Maurizio Monteduro

GLI AMPLIFICATORI PER STRUMENTAZIONE

Supponiamo di dover amplificare il segnale proveniente da un trasduttore. dovremo risolvere alcuni problemi che normalmente ci si possono presentare. In primo luogo il segnale potrà presentarsi o in tensione o come variazione di resistenza; quindi, per poter manipolare codesto segnale dovremo segliere l'amplificatore più adatto all'interno di due grosse categorie di circuiti, inoltre il range di variazioni sarà decisamente limitato: nei casi di segnale di tensione avremo valori che vanno dall'ordine dei mV a poche centinaia di mV nei casi più fortunati; in più, generalmente, lo strumento di amplificazione e visualizzazione del dato non sarà spazialmente vicino al trasduttore stesso, quindi l'informazione dovrà essere incanalata lungo una guida, tipicamente lungo un cavo. Ci troveremo di fronte ad un situazione di questo tipo:


Il cavo, a questo punto, si trova immerso nei disturbi che possono essere sia di tipo elettromagnetico che di tipo elettrostatico; da questi ultimi ci si protegge facilmente utilizzando un cavo schermato che, come noto, funge da gabbia di Faraday. Ma, se noi osserviamo bene la figura, ci accorgiamo che fra i due collegamenti di massa viene a crearsi una spira ad alta impedenza (indicata col tratteggio), ciò vuol dire che viene ad indursi una tensione che sarà tranquillamente amplificata dall'amplificatore.

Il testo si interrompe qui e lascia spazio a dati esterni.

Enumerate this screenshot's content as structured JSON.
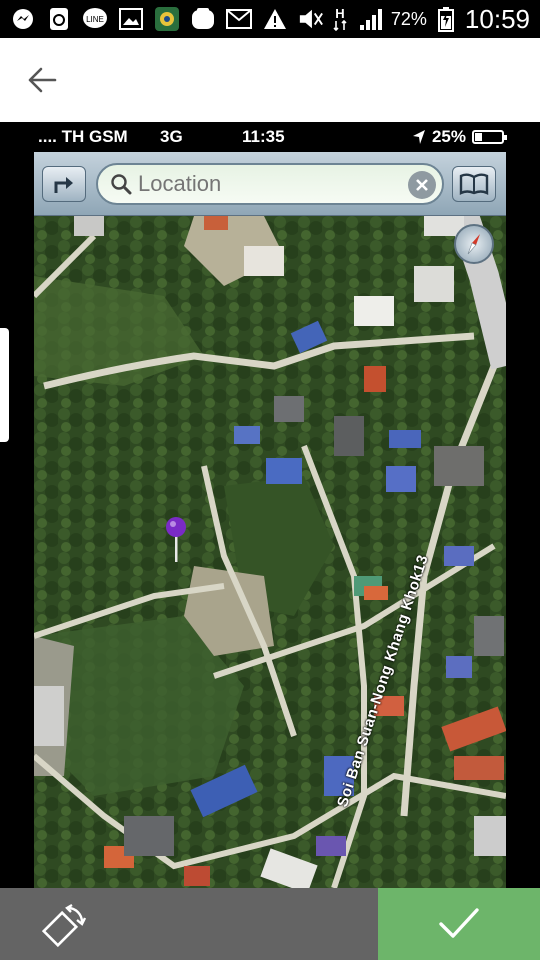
{
  "status_bar": {
    "battery_percent": "72%",
    "time": "10:59",
    "notification_icons": [
      "messenger-icon",
      "recycle-icon",
      "line-icon",
      "gallery-icon",
      "photo-app-icon",
      "camera-app-icon",
      "gmail-icon",
      "warning-icon",
      "mute-icon"
    ],
    "signal_label": "H"
  },
  "app_bar": {
    "back_icon": "arrow-back-icon"
  },
  "embedded_screenshot": {
    "carrier": ".... TH GSM",
    "network": "3G",
    "time": "11:35",
    "battery": "25%",
    "battery_level": 0.25,
    "search_placeholder": "Location",
    "road_label": "Soi Ban Suan-Nong Khang Khok13"
  },
  "bottom_bar": {
    "rotate_icon": "rotate-icon",
    "confirm_icon": "check-icon",
    "rotate_color": "#646464",
    "confirm_color": "#6db56a"
  }
}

Per questo motivo, non si usa mai una connessione di questo tipo, ma si utilizza un collegamento bifilare come riportato nella figura che segue:


Il polo "caldo", ovvero quello che porta il segnale, è, in realtà, costituito da due fili attorcigliati in modo antiinduttivo (Ayrton-Perry) in maniera che il campo elettromagnetico cheviene a crearsi in ogni tratto del filo, venga ad essere annullato dal campo elettromagnetico, uguale in modulo, ma opposto in verso, formatosi nel tratto corrispondente dell'altro filo.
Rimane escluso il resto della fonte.